Update the patch by using 1<<31 instead of UINT32_MAX as the constant denominator.

davidxl added inline comments.Sep 24 2015, 11:57 AM
lib/Support/BranchProbability.cpp
98 ↗(On Diff #34607)

Should D/2 be added to ProductLow above (and check overflow and carry bit)?

Besides, independent on what scale factor to use for BP, I think this change should not be included in this patch. It changes the rounding behavior of the scale() method (instead of truncating) which is irrelevant to the main purpose of the patch. This should be done as a follow up patch if it is desirable.
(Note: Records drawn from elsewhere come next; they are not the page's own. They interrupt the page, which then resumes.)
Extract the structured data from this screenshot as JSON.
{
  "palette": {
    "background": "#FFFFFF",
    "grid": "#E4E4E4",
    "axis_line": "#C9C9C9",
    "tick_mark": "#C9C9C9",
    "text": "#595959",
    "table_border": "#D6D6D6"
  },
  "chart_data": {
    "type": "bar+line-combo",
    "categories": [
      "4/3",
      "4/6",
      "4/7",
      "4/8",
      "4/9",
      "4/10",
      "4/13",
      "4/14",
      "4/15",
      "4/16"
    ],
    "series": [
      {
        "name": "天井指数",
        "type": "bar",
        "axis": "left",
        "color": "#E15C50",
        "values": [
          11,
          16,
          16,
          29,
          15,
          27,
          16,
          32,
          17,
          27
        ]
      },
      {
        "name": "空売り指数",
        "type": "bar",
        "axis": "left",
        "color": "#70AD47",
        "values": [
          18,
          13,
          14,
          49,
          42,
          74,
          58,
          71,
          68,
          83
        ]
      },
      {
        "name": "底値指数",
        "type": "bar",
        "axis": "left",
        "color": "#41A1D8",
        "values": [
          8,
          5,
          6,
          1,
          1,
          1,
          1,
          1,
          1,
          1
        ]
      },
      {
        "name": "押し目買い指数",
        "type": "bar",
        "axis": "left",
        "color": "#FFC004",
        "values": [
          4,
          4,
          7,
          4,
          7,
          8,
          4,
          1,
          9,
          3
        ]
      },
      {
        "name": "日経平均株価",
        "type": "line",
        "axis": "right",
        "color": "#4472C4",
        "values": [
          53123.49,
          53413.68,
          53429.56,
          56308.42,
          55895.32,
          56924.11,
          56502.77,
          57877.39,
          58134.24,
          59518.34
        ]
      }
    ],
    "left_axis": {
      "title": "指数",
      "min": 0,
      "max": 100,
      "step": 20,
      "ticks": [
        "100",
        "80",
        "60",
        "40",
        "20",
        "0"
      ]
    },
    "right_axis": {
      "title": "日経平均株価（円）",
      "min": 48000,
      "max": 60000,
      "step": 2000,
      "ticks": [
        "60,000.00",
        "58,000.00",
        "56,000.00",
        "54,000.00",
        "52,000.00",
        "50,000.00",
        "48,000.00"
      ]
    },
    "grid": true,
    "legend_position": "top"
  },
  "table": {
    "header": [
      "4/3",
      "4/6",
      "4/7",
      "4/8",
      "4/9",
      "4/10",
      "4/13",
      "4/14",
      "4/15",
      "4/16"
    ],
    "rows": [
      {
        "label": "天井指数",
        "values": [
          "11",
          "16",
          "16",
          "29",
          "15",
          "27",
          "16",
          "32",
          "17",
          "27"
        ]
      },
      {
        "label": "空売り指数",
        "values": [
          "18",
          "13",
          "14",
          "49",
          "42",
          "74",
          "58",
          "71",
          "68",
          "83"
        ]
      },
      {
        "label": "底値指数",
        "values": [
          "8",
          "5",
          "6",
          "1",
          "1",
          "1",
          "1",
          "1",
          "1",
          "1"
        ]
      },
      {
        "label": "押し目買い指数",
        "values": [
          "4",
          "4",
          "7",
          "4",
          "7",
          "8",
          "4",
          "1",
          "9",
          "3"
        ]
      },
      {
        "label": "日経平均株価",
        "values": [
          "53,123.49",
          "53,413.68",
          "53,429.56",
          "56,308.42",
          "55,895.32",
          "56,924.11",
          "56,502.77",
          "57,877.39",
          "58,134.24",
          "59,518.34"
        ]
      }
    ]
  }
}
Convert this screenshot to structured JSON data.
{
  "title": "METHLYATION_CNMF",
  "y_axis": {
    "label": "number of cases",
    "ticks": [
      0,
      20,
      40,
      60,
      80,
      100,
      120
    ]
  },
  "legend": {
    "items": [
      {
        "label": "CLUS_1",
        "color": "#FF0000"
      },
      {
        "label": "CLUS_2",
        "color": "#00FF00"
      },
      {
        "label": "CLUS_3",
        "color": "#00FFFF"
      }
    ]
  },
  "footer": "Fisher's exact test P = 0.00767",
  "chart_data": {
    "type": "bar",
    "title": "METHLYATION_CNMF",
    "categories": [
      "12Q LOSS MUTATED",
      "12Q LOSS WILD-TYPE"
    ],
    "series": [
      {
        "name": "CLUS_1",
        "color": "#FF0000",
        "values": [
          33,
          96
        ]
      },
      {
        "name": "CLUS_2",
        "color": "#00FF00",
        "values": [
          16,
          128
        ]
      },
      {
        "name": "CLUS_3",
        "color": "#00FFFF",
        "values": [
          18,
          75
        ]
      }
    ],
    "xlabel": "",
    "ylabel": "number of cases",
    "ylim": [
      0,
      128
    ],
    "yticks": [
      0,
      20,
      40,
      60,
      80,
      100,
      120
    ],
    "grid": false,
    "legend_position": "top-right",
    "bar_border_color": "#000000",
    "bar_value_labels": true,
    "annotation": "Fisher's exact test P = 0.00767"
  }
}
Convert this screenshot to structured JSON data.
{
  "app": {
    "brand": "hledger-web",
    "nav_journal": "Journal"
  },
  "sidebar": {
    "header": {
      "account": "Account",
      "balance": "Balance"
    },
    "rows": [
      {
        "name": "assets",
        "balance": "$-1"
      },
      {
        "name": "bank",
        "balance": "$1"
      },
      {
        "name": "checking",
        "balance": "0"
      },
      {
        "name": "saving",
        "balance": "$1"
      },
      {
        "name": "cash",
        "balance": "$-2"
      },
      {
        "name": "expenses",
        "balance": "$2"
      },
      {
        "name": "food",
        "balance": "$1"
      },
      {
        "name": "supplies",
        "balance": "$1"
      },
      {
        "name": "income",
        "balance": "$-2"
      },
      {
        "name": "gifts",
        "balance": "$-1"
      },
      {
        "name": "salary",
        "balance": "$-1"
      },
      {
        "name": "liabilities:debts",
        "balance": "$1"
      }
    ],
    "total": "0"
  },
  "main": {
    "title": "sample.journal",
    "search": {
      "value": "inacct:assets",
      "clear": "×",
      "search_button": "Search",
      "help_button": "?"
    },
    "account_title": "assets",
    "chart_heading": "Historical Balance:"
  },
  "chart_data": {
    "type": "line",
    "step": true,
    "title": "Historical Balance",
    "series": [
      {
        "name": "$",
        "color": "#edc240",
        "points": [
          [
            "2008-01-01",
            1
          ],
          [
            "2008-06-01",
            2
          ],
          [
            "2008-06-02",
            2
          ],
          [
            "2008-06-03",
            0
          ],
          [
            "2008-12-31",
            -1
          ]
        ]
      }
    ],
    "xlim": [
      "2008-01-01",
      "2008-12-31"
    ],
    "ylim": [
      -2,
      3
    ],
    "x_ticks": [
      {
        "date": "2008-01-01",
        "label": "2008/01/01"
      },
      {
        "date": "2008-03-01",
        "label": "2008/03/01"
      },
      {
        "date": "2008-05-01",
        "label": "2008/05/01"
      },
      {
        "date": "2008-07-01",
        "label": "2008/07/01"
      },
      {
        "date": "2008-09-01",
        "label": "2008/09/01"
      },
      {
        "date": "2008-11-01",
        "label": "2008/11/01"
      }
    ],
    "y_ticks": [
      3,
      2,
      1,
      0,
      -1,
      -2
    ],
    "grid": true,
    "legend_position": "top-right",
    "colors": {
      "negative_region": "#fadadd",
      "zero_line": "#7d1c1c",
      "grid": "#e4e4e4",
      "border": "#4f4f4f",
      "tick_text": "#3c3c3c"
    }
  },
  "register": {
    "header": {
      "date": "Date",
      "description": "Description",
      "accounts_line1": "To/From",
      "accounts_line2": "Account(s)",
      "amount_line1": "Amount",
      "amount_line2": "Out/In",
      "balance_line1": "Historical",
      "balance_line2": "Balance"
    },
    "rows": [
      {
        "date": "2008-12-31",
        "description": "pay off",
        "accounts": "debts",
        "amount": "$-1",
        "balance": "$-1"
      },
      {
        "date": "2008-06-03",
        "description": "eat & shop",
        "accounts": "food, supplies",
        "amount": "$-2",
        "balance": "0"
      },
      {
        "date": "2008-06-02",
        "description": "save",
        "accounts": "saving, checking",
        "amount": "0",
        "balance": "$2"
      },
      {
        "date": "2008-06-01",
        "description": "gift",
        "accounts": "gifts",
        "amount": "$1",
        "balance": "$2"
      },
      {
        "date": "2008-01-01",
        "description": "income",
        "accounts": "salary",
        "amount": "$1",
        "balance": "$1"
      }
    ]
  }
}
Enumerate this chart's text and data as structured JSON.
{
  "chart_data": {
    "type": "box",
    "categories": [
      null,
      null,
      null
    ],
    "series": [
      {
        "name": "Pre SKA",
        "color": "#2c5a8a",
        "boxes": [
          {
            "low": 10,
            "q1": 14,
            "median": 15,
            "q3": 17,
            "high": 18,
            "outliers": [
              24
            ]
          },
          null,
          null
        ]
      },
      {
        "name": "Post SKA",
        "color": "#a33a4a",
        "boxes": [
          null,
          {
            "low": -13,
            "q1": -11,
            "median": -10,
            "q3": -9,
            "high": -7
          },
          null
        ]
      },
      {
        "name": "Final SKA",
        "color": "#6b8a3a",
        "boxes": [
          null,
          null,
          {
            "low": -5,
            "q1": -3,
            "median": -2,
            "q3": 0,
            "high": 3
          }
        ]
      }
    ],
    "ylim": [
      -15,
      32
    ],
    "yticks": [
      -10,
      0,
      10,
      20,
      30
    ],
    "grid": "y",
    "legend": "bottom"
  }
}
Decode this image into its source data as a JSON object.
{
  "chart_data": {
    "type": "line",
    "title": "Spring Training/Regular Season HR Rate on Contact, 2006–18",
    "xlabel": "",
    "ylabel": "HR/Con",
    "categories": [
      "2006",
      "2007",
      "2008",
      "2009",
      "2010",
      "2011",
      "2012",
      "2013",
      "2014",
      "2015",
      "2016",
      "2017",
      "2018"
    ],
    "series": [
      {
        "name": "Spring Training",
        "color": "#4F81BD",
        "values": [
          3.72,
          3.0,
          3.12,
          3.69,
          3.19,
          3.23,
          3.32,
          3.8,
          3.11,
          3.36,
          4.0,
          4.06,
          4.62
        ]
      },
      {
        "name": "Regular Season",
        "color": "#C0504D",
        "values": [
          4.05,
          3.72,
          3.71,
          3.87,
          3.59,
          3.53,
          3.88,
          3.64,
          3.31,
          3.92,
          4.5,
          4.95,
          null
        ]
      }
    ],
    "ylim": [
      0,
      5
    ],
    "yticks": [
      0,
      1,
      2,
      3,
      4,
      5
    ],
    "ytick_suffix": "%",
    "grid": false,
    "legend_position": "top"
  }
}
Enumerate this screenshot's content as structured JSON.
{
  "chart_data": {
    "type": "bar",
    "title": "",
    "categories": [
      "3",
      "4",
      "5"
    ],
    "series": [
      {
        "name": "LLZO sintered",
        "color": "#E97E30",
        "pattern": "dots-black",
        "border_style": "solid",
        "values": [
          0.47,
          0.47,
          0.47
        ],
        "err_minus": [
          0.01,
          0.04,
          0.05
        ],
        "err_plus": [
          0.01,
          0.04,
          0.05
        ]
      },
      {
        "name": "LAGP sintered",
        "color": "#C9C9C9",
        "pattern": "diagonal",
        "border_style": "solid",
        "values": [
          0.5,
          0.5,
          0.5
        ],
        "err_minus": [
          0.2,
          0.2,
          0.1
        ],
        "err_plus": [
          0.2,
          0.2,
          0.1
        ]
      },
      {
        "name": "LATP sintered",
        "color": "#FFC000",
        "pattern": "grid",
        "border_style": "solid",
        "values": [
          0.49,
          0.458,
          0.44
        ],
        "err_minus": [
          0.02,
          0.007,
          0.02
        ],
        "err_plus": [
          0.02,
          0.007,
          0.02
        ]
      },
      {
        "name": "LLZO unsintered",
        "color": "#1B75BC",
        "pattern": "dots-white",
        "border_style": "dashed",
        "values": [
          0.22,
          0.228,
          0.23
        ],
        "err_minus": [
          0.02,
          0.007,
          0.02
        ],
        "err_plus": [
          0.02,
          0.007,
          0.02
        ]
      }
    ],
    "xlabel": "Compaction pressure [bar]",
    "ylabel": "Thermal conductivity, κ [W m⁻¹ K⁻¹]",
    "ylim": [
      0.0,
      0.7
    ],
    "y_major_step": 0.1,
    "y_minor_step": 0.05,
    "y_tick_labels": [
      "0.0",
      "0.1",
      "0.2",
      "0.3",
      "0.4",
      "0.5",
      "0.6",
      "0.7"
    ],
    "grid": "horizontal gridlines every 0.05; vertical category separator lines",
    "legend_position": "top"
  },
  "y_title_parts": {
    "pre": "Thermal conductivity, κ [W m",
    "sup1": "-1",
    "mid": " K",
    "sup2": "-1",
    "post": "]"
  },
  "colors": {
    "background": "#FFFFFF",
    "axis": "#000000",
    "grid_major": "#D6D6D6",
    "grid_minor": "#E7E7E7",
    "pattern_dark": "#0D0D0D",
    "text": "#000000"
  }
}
congh added inline comments.Sep 24 2015, 1:51 PM
lib/Support/BranchProbability.cpp
98 ↗(On Diff #34607)

It is the division by D that may cause precision loss and I think this is the proper place to add D/2.

It is OK to separate this change to another patch (if it is necessary). This will cause many test failures and I will fix them as long as this patch is approved.

davidxl added inline comments.Sep 24 2015, 2:00 PM
lib/Support/BranchProbability.cpp
98 ↗(On Diff #34607)

I would expect more test failures with this particular change as it differs from existing implementation. How many more tests fail without this change? (note that the rounding in the BP construction is still needed and kept)

congh added inline comments.Sep 24 2015, 2:43 PM
lib/Support/BranchProbability.cpp
98 ↗(On Diff #34607)

There are three regression test failures if we remove D/2 here and two are caused by changes on test cases in this patch. That is two say, without D/2 we only have one more test failure. Other failures are branch probability unit tests.

Without modifying any test cases, how many failures are there with D/2 vs
without?

David

This revision was automatically updated to reflect the committed changes.